HENRI KAUFMANNER
Em suas reflexões sobre a psicologia escolar, Freud nos fala do impacto que causava o encontro casual de um antigo professor pelas ruas de Viena. Tal impacto era acompanhado por um estranhamento, que pode se resumir à pergunta: “será possível que os homens que costumavam representar para nós protótipos de adultos, eram tão pouco mais velhos que nós?” (FREUD, 1977, p.74). Freud confessa que o encontro com seu antigo mestre lhe provoca uma dúvida sobre o que teria exercido a influência mais determinante em sua formação: sua preocupação com as ciências que lhe eram ensinadas ou a personalidade de seus mestres. Se, sob sua pena, a importante articulação entre o Outro e o Saber já revelava sua importância, o movimento de destituição desse lugar idealizado do Outro também se mostrava primordial.
Não por acaso, nesse pequeno texto, Freud discorre sobre a importância do pai, ligação fundamental na vida de uma criança, presente particularmente naquilo que ele nomeia ambivalência emocional. Observa que, a partir da segunda metade da infância, a criança, começando a vislumbrar o mundo exterior, avança em direção a um desligamento dessa idealização primeira, afirmando ainda que tudo o que há de admirável e indesejável em uma nova geração é determinado por esse desligamento do pai.

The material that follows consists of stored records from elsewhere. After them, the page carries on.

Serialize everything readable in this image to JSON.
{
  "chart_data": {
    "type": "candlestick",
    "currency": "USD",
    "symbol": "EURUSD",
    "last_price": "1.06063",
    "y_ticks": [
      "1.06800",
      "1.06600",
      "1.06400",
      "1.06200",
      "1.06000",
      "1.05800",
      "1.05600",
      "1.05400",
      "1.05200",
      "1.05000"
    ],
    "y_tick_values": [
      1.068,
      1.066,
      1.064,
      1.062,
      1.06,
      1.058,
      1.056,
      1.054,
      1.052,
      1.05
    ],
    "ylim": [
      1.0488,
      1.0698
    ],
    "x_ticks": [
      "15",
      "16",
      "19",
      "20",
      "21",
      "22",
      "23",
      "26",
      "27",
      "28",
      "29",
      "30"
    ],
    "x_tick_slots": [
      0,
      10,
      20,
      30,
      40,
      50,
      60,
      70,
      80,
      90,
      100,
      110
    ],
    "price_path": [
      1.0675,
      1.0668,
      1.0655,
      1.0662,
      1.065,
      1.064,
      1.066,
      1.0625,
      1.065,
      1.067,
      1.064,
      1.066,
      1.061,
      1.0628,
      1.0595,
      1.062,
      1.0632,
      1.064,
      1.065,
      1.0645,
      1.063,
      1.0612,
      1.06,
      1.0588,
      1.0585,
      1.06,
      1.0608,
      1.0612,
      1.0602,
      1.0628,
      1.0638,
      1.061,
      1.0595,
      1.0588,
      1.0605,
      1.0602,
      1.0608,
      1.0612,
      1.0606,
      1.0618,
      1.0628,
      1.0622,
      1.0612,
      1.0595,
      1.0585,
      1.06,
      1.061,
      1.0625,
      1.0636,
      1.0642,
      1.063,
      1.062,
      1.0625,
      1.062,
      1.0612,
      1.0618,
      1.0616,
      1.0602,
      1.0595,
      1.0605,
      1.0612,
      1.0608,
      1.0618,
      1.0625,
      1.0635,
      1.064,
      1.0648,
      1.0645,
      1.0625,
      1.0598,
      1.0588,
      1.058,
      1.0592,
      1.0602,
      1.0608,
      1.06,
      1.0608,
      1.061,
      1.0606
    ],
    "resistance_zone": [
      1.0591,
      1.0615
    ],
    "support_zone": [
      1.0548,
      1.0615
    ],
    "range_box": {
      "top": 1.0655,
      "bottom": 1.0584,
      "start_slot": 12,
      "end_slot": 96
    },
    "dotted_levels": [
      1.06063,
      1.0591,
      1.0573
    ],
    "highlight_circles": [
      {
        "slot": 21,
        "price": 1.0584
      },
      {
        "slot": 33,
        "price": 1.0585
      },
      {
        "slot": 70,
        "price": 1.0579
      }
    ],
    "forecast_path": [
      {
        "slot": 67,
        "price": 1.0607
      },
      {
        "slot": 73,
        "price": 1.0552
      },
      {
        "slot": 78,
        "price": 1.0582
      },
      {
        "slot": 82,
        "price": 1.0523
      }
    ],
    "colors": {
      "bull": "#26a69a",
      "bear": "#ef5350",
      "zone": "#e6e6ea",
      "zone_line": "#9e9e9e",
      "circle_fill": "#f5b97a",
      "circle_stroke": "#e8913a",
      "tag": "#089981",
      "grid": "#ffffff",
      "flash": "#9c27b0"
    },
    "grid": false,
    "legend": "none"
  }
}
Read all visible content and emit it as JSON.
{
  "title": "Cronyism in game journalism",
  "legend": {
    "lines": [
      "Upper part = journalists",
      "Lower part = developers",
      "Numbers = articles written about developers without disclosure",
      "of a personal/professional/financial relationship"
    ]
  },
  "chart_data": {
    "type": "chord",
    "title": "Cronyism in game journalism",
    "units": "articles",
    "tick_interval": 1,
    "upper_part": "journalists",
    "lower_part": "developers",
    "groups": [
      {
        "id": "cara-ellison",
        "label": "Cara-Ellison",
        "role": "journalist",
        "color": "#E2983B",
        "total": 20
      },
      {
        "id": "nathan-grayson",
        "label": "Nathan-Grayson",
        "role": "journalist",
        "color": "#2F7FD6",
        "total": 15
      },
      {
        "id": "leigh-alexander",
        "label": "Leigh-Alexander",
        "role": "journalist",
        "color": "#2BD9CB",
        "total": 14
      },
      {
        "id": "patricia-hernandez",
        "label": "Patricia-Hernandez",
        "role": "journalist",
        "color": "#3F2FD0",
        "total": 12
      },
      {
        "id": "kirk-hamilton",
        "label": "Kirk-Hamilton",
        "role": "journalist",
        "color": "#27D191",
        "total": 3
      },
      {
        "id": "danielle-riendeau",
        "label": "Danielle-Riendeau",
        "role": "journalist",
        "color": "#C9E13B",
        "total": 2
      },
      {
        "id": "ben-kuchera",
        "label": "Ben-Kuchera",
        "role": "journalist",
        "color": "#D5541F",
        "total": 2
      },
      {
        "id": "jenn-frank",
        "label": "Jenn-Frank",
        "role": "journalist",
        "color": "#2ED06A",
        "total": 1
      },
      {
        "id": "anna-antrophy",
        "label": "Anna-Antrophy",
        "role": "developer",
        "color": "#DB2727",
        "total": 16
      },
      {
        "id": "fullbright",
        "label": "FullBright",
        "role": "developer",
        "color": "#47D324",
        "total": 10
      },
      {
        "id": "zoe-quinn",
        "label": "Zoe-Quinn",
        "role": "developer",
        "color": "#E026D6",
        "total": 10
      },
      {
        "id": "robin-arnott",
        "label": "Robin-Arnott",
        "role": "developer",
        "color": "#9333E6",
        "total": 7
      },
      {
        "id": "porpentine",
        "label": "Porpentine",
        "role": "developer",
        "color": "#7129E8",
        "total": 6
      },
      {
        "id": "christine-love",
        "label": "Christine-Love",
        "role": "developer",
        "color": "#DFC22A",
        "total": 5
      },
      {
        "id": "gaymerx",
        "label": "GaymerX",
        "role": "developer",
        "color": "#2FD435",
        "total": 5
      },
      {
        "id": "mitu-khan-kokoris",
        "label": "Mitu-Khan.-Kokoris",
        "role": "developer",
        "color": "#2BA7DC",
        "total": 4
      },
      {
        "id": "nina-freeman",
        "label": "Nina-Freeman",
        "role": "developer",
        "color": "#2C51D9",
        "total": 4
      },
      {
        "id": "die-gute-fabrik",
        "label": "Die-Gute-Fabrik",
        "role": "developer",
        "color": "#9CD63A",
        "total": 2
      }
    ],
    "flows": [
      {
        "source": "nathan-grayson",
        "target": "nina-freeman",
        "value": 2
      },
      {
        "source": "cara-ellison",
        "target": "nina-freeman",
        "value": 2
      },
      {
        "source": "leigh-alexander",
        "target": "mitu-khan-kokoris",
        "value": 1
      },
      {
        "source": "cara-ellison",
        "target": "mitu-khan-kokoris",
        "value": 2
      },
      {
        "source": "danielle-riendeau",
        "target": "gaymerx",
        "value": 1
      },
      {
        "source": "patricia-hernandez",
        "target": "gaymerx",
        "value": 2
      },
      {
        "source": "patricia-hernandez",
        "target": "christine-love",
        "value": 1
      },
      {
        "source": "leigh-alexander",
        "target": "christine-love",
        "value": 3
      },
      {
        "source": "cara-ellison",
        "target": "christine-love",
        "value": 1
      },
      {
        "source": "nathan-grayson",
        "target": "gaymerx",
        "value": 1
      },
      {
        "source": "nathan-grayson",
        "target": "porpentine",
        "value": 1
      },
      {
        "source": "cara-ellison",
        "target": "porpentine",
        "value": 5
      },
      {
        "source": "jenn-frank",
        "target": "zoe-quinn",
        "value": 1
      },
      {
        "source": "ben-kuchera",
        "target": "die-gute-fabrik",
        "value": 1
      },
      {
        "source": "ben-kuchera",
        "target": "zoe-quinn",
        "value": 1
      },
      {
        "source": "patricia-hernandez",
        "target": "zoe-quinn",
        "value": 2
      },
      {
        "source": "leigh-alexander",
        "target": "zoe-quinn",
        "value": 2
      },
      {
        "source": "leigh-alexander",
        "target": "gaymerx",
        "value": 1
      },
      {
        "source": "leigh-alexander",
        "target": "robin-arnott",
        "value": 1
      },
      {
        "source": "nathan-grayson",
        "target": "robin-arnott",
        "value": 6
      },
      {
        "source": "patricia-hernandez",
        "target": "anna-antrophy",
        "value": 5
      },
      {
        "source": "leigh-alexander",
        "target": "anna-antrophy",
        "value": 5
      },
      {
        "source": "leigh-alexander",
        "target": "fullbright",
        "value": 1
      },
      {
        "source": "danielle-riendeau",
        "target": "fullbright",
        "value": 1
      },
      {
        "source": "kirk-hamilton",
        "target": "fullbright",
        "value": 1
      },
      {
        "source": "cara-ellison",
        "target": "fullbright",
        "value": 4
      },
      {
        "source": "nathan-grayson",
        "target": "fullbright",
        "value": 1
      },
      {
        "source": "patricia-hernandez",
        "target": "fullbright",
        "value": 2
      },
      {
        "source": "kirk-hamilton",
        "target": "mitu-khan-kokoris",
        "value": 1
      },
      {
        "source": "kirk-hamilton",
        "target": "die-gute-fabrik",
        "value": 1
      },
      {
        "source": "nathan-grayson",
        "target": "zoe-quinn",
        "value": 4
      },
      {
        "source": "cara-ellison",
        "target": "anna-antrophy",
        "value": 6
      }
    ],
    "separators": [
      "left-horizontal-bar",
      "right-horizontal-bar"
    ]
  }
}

O tema de nossos trabalhos neste semestre no NIPS (Núcleo de Investigação em Psicanálise e Saúde Mental) do IPSMMG (Instituto de Psicanálise e Saúde Mental de Minas Gerais) convoca-nos a investigar as questões trazidas pela adolescência quando nitidamente nos vemos diante de uma realidade bem distinta daquela experimentada por Freud.
Como pensar uma relação possível ao Outro, num tempo em que o Mestre não surpreende mais? Que instituições poderiam acolher e tratar os adolescentes, nos quais o desligamento do Outro é uma marca determinante? Como podem os adolescentes hoje em dia construir uma nova ligação a um Outro, no qual o que domina é a lógica do não todo?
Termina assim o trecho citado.